Totius Orbis Descriptio.

One of the earliest maps to show the Strait of Anian

Publication details:

Venice, [?Nicolo or Francesco] Valegium, [c1570].

Information:

Double-page engraved map on two sheets, joined.

Bibliography:

Shirley 120; Bifolco TAV. 26, state 2.

Notes:

One of the earliest maps to show the Strait of Anian, separating America from Asia, and so giving a new configuration to northern Asia and the Pacific Ocean. Based on the information on Gastaldi’s ten sheet world map of 1561, which was probably issued to accompany his pamphlet ‘La Universale Descrittione del Mondo’.

The map is anonymous, and several mapmakers have been suggested as the author of the work. Shirley names Nicolo Nelli as a possible engraver, as it bears great similarity to the large four-sheet map of the world, probably engraved by him, in 1567, at Camocio’s workshop, in Venice (see Shirley 117). Bifolco, have postulated that the map was originally the work of either Ferrando or Donato Bertelli, as the four finely engraved vignette birds-eye views of Venice, Rome, Milan and Naples, bear a great similarity with their output. Bifolco states that all, but the view of Milan, were first represented by Paolo Forlani in his book on cities and fortress of the world, 1567. The maps were later published, this time including Milan, from different plates, by Ferrrando Bertelli in 1568, and by Ferrando Bertelli in 1569, in they city books. Bifolco goes to add weight to the attribution, by stating that Valegio, whose imprint appears on the second issue of the map, purchased a great deal of Bertelli’s stock at the beginning of the seventeenth century. The work also appears in two Italian composite atlas (now housed in Modena’s Estense Library and The Hungarian National Library) which contain numerous Venetian maps many of which are published by Ferrando Bertelli.
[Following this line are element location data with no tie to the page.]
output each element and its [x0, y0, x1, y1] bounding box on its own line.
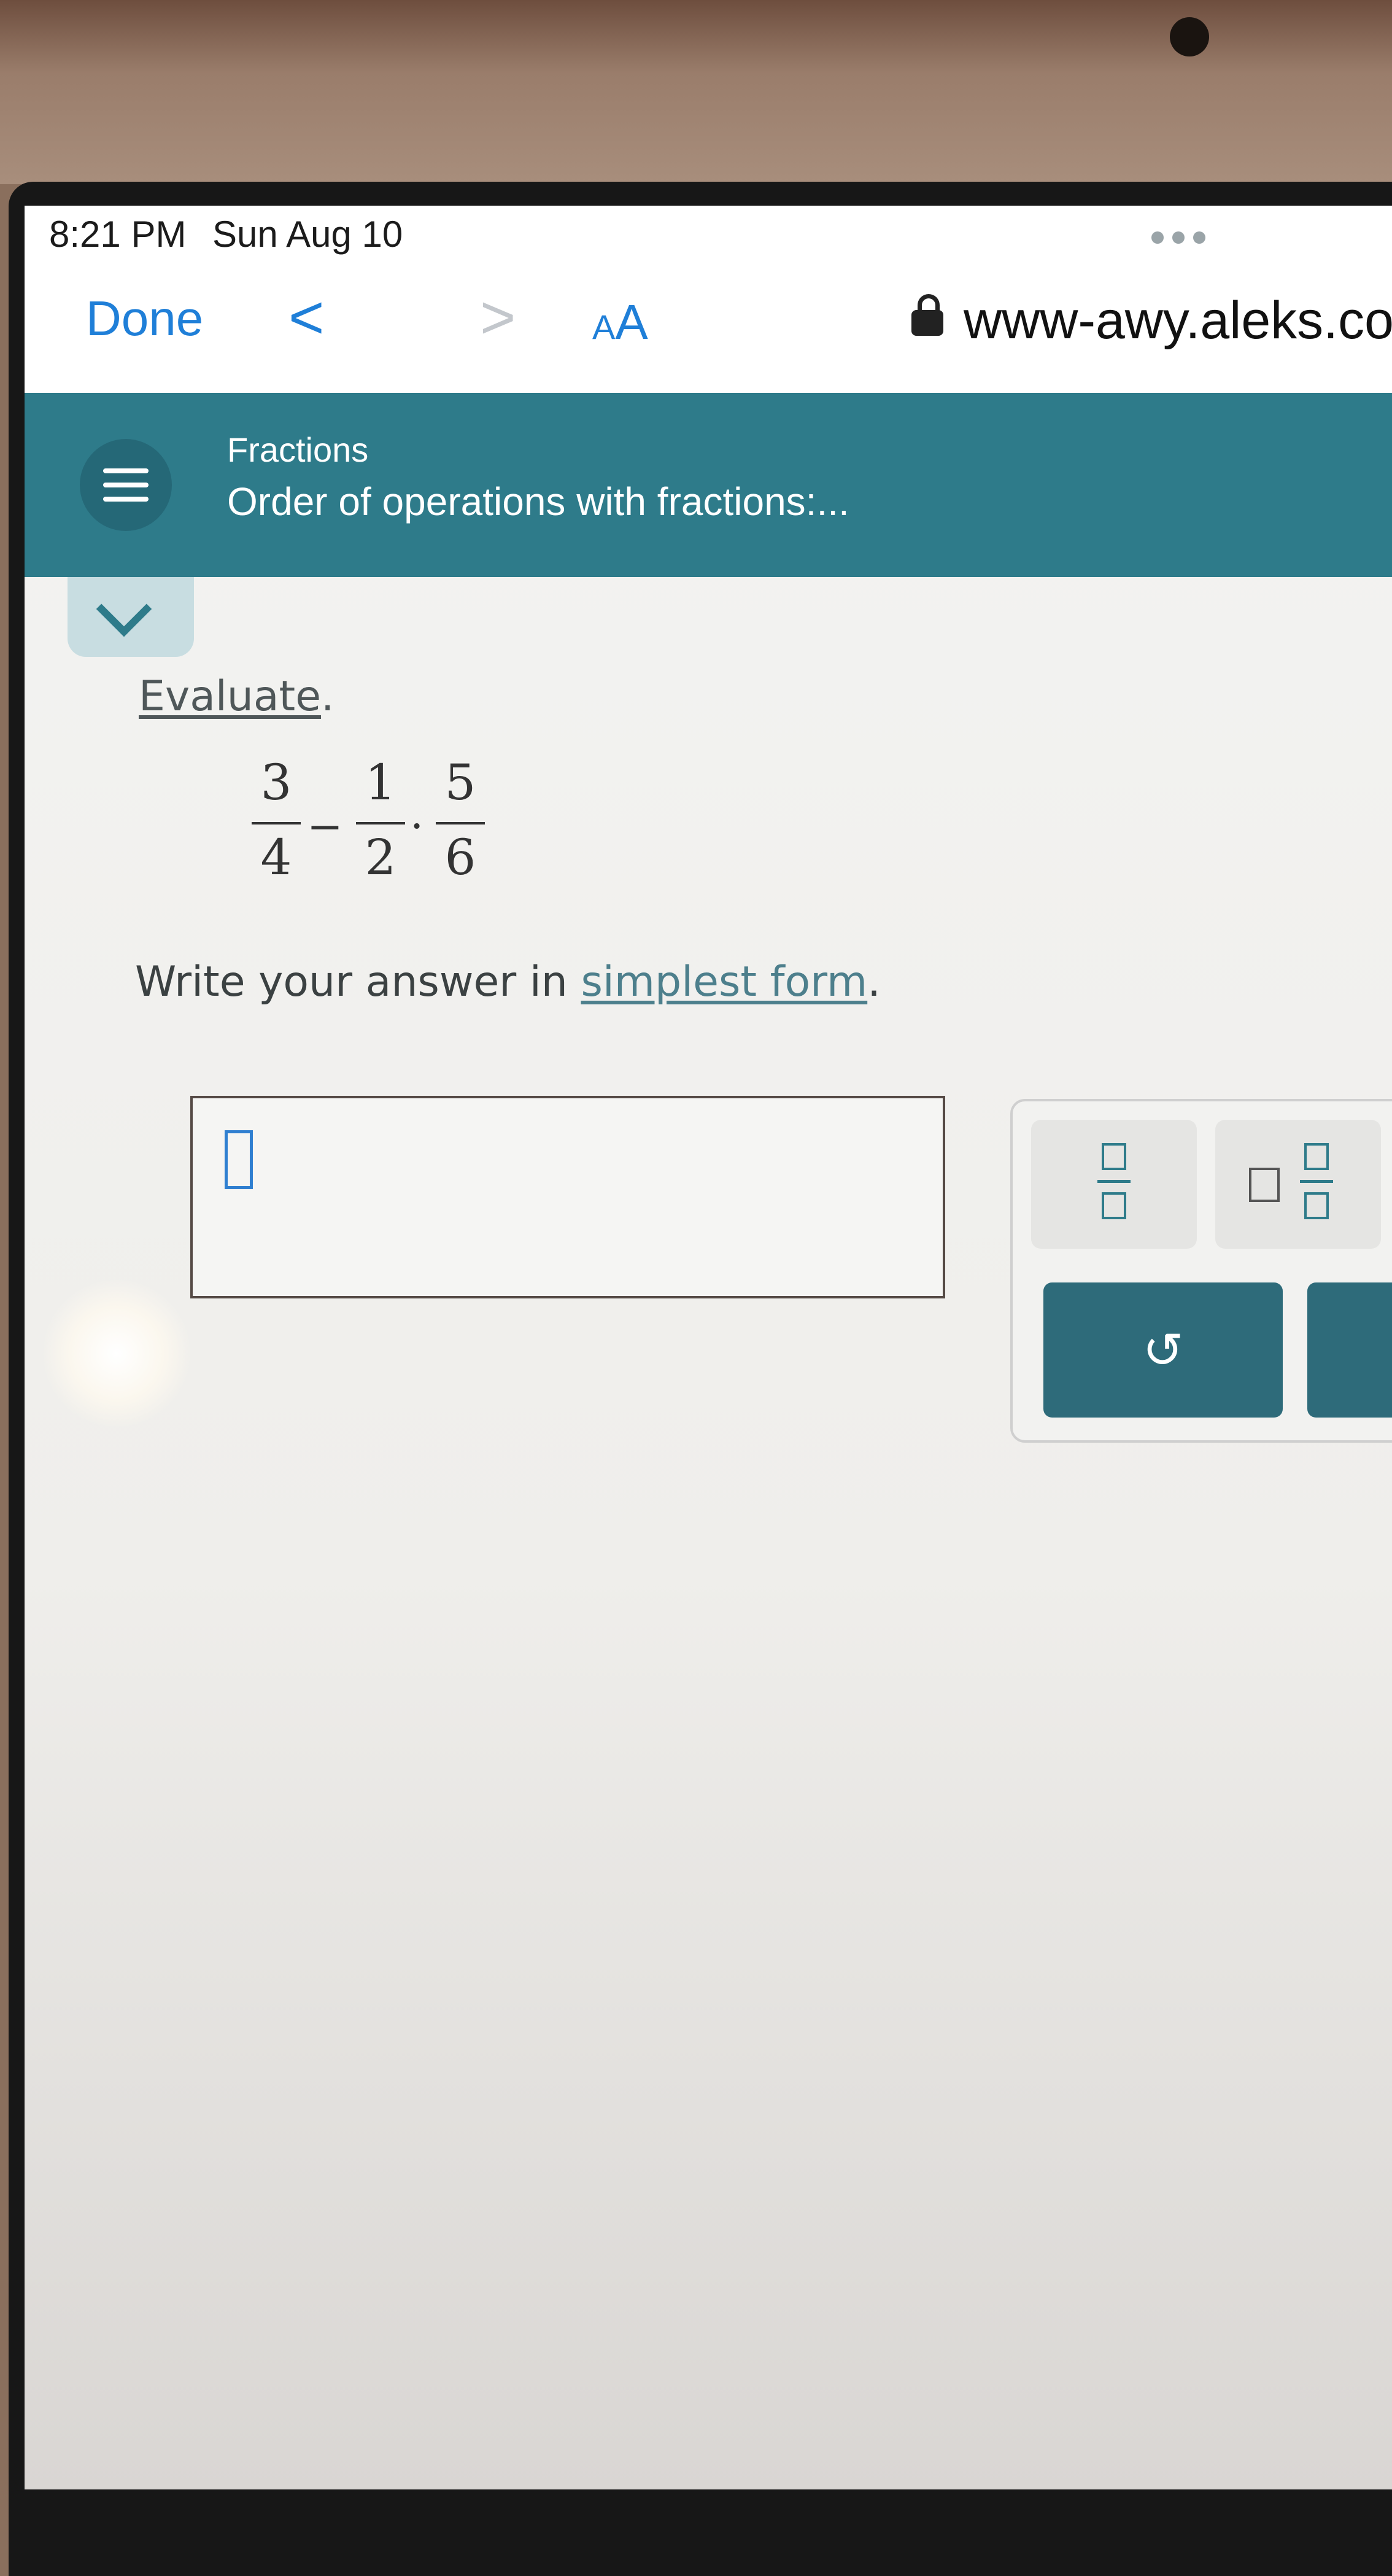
- chevron-down-icon: [96, 581, 152, 637]
- collapse-toggle[interactable]: [68, 577, 194, 657]
- text-size-button[interactable]: AA: [592, 294, 648, 351]
- answer-input[interactable]: [190, 1096, 945, 1298]
- undo-icon: ↺: [1142, 1322, 1184, 1378]
- fraction-five-sixths: 56: [436, 758, 485, 882]
- menu-icon[interactable]: [80, 439, 172, 531]
- status-date: Sun Aug 10: [212, 214, 403, 255]
- screen-glare: [43, 1280, 190, 1427]
- topic-title: Fractions: [227, 430, 369, 469]
- simplest-form-link[interactable]: simplest form: [581, 958, 867, 1006]
- status-bar: 8:21 PM Sun Aug 10: [25, 206, 1392, 273]
- url-field[interactable]: www-awy.aleks.com: [964, 290, 1392, 351]
- mixed-number-button[interactable]: [1215, 1120, 1381, 1249]
- dot-operator: ·: [410, 801, 424, 852]
- done-button[interactable]: Done: [86, 290, 203, 347]
- problem-prompt: Evaluate.: [139, 672, 334, 721]
- instruction-text: Write your answer in simplest form.: [135, 958, 881, 1006]
- multitask-dots-icon[interactable]: [1151, 231, 1205, 244]
- keypad-action-button[interactable]: [1307, 1282, 1392, 1418]
- tablet-screen: 8:21 PM Sun Aug 10 Done < > AA www-awy.a…: [25, 206, 1392, 2489]
- camera-lens: [1170, 17, 1209, 56]
- mixed-number-icon: [1249, 1168, 1280, 1202]
- undo-button[interactable]: ↺: [1043, 1282, 1283, 1418]
- topic-header: Fractions Order of operations with fract…: [25, 393, 1392, 577]
- fraction-icon: [1102, 1143, 1126, 1170]
- math-keypad: ↺: [1010, 1099, 1392, 1443]
- status-time: 8:21 PM: [49, 214, 187, 255]
- minus-operator: −: [307, 801, 343, 852]
- input-placeholder-box: [225, 1130, 253, 1189]
- forward-arrow-icon[interactable]: >: [480, 287, 516, 348]
- fraction-three-fourths: 34: [252, 758, 301, 882]
- fraction-button[interactable]: [1031, 1120, 1197, 1249]
- subtopic-title: Order of operations with fractions:...: [227, 479, 849, 524]
- lock-icon: [911, 294, 943, 336]
- back-arrow-icon[interactable]: <: [288, 287, 324, 348]
- evaluate-link[interactable]: Evaluate: [139, 672, 321, 721]
- fraction-one-half: 12: [356, 758, 405, 882]
- browser-toolbar: Done < > AA www-awy.aleks.com: [25, 273, 1392, 393]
The present map is an example of the second state with the addition of “Valegium formis Venetiis”, to the bottom right of the plate. This could either be Nicolò Valegio, active from 1570, or Francesco Valegio, who published work in Venice at the beginning of the seventeenth century and who is known to have purchased many of Bertelli’s plates.

Rare Bifolco records only one institutional example of the present state: The Newberry Library, Chicago.